Violence erupts ahead of Syria ceasefire
Activists are reporting fresh violence in different parts of Syria today less than 24 hours before a UN-brokered ceasefire is to take effect.
The Local Co-ordination Committees said there was shelling of several rebel-held neighbourhoods in the central city of Homs.
The Britain-based Syrian Observatory for Human Rights said "tens of army vehicles" were deploying in the southern town of Maaraba amid intense shooting.
The ceasefire is scheduled to begin at 6am tomorrow.
The new violence came as international envoy Kofi Annan appealed to Syria's key ally Iran to support his plan to end the violence, saying that "any further militarisation of the conflict would be disastrous".
Mr Annan spoke to reporters after talks on Tuesday with foreign minister Ali Akbar Salehi.

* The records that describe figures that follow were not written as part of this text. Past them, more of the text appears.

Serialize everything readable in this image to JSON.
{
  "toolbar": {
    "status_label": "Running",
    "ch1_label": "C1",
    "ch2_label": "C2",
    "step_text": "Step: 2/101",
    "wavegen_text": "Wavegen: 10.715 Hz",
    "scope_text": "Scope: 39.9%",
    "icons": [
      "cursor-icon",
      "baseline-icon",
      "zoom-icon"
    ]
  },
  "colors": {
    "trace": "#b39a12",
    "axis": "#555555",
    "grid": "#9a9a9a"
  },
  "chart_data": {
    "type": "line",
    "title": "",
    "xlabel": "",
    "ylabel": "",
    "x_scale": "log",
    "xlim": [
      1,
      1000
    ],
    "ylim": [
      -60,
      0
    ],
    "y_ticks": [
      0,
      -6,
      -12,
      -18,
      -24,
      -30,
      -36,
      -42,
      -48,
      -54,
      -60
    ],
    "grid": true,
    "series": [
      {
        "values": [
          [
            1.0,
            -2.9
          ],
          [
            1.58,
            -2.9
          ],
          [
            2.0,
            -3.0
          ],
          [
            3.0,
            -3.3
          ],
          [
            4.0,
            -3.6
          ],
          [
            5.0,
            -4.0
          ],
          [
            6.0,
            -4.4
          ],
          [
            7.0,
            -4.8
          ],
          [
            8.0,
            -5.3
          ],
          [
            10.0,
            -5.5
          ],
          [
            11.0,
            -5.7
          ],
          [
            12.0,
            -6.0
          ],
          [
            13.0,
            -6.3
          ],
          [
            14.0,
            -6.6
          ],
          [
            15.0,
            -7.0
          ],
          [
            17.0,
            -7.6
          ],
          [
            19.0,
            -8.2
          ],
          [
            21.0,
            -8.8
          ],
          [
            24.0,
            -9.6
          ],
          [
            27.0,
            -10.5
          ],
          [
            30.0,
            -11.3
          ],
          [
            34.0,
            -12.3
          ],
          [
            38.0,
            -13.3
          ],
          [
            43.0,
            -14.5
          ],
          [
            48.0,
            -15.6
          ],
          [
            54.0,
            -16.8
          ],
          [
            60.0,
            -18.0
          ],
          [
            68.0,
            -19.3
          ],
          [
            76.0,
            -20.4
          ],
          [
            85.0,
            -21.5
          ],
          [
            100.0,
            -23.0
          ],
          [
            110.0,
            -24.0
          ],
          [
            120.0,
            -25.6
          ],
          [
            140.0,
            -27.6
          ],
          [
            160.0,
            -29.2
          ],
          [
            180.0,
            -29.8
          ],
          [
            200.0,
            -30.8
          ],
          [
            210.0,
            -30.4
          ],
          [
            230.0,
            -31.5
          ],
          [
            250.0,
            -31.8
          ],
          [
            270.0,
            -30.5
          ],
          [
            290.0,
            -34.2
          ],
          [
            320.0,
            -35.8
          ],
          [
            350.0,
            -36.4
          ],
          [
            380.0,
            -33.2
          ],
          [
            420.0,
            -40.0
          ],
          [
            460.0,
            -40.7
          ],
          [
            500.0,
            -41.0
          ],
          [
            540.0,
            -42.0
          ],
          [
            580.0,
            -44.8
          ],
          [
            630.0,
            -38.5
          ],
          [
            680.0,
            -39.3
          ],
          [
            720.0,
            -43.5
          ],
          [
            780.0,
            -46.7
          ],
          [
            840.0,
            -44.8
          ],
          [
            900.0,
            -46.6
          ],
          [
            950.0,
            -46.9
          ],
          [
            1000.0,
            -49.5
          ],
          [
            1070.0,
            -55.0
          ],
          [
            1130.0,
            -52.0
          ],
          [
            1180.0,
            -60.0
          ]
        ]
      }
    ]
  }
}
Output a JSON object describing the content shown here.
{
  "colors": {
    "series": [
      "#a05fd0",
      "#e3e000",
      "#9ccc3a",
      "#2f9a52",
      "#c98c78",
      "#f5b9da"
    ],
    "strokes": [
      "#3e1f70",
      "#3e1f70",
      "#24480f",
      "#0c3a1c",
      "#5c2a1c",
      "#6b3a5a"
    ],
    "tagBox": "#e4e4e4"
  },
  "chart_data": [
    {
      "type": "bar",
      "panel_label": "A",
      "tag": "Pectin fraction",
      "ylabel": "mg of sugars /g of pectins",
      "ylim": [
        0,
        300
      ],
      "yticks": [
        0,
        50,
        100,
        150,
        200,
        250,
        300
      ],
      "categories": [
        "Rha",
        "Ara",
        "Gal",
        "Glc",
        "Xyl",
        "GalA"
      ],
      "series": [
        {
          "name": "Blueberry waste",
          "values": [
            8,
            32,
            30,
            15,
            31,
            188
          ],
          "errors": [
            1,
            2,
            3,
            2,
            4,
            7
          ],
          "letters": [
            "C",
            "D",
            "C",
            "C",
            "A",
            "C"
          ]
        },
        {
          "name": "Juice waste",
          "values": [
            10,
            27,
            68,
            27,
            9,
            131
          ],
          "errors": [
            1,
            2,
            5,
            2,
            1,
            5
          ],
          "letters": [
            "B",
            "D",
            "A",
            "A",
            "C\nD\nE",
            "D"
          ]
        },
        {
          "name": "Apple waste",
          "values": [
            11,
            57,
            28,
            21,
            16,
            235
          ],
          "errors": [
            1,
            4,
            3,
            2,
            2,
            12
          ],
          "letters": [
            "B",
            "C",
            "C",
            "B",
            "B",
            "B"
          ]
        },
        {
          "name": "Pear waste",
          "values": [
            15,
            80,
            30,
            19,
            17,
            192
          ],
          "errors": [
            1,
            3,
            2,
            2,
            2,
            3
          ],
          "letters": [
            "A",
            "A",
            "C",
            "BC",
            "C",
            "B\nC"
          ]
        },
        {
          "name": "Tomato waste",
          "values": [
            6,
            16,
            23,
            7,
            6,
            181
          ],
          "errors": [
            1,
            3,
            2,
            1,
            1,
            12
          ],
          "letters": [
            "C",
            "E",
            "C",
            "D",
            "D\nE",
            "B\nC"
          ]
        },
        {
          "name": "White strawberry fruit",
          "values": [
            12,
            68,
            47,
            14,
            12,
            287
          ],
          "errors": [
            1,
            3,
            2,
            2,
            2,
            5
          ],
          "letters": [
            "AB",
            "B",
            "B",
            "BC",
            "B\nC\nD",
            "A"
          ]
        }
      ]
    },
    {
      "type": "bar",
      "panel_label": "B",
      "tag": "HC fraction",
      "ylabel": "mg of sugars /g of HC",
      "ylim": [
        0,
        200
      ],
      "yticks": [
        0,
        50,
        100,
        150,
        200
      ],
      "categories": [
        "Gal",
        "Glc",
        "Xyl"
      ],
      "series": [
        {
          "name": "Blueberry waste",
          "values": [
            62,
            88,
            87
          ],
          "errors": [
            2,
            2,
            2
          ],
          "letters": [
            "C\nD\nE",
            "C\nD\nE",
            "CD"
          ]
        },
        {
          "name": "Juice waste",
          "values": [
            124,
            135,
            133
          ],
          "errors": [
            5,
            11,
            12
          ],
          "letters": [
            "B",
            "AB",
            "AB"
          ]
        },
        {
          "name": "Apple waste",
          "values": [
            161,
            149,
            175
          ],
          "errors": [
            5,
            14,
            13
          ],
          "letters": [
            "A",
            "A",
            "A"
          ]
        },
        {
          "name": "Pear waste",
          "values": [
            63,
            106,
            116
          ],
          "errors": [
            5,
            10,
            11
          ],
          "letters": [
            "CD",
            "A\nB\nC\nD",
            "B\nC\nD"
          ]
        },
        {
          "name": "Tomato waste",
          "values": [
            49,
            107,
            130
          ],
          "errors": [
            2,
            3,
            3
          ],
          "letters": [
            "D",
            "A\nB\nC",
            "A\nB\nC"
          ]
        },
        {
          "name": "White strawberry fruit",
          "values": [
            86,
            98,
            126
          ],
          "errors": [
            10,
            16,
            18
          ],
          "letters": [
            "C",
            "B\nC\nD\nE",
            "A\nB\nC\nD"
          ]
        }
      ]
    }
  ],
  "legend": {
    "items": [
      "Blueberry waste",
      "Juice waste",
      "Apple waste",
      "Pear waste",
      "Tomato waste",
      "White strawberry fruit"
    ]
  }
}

The UN-Arab League envoy has been pushing Damascus to withdraw its troops from cities and halt all violence in 48 hours to salvage his peace plan.
He said in Tehran that he and his host agreed on the need to "find a peaceful solution to the crisis" and he voiced optimism that the situation on the ground would improve by Thursday morning.
Mr Salehi insisted that "change in Syria" should come under the leadership of Assad.
Earlier, US secretary of state Hillary Clinton vowed to pressure Russia over the crisis, saying its refusal to support action by the United Nations Security Council was keeping Assad in power.
Mrs Clinton said the US would again try to persuade Russia, a key Syrian ally, to support action that would at least allow humanitarian access, when foreign ministers of the G8 meet in Washington today.
She warned that the danger was rising of regional conflict and civil war flaring from the violence in Syria.
Russia's "refusal to join us in some kind of constructive action is keeping Assad in power, well-armed, able to ignore the demands of his own people, the region and the world", she said.